İslam, dünyanın en büyük dinlerinin en gencidir, 7. yüzyılda Arabistan'da ortaya çıkmıştır. Müslümanların kutsal kitabı, Muhammed peygamberin öğretilerini ve talimatlarını içeren Kuran'dır. Şu anda İslam'ın üç ana kolu var - Sünniler, Şiiler ve Hariciler. İslam'ın ilk ve diğer mezhepler arasındaki temel farkı, Sünnilerin ilk dört halifeyi Magomed'in yasal halefleri olarak kabul etmeleri ve Kuran'ın yanı sıra Magomed peygamberi anlatan sünnetleri kutsal kitap olarak kabul etmeleri ve Hz. Şiiler, yalnızca onun doğrudan kanının Peygamber soyundan gelenlerin halefleri olabileceğine inanırlar. Hariciler İslam'ın en radikal koludur, bu akımın taraftarlarının inançları Sünnilerinki ile benzerdir, ancak Hariciler sadece ilk iki halifeyi Peygamber'in halefi olarak kabul ederler.

Müslümanlar, Allah'ın tek ilahına ve peygamberi Muhammed'e, ruhun varlığına ve ahirete inanırlar. İslam'da geleneklere ve dini törenlere uyulmasına büyük önem verilir - her Müslüman namaz kılmalı (beş vakit namaz), Ramazan'da oruç tutmalı ve hayatında en az bir kez Mekke'ye hac yapmalıdır.

Üç büyük dünya dininde ortak

Budizm, Hristiyanlık ve İslam'ın ritüelleri, inançları ve bazı dogmalarındaki farklılıklara rağmen, tüm bu inançların bazı ortak özellikleri vardır ve İslam ile Hristiyanlık arasındaki benzerlik özellikle dikkat çekicidir. Tek bir Tanrı'ya, ruhun varlığına, öbür dünyaya, kadere ve daha yüksek güçlerin yardım olasılığına inanç - bunlar hem İslam'ın hem de Hıristiyanlığın doğasında var olan dogmalardır. Budistlerin inançları, Hıristiyanların ve Müslümanların dinlerinden önemli ölçüde farklıdır, ancak tüm dünya dinleri arasındaki benzerlik, inananların uyması gereken ahlaki ve davranışsal standartlarda açıkça görülmektedir.

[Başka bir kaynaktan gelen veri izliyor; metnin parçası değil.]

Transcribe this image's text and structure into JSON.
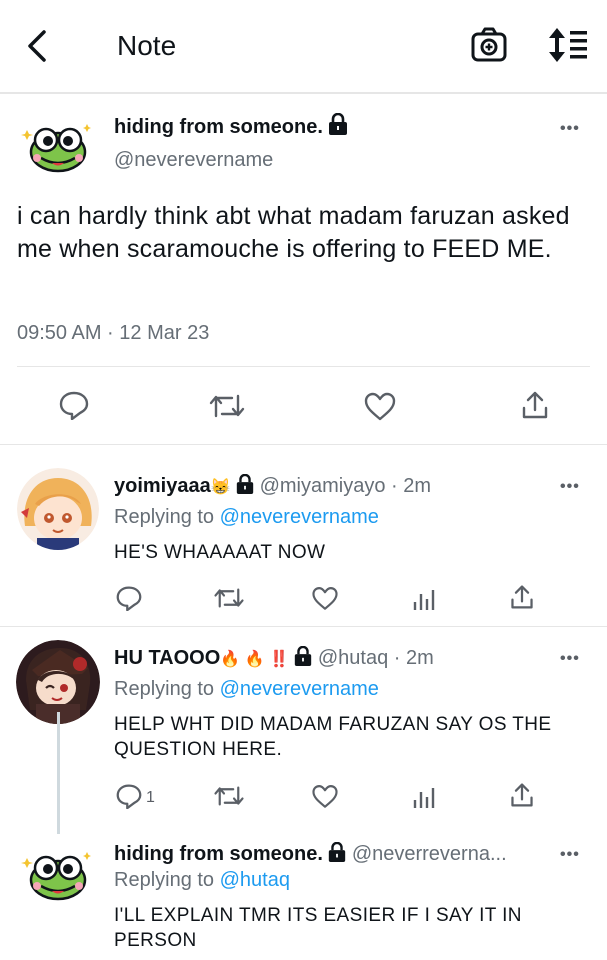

Hıristiyanların uyması gereken 10 İncil Emri, Kuran'da belirtilen yasalar ve Sekiz Katlı Yüce Yol, inananlar için öngörülen ahlaki normları ve davranış kurallarını içerir. Ve bu kurallar her yerde aynıdır - dünyanın tüm büyük dinleri, inananları zulüm yapmaktan, diğer canlılara zarar vermekten, yalan söylemekten, diğer insanlara karşı gevşek, kaba veya saygısızca davranmaktan men eder ve diğer insanlara saygılı, özenli ve gelişmeye teşvik eder. karakter olumlu özelliklerinde.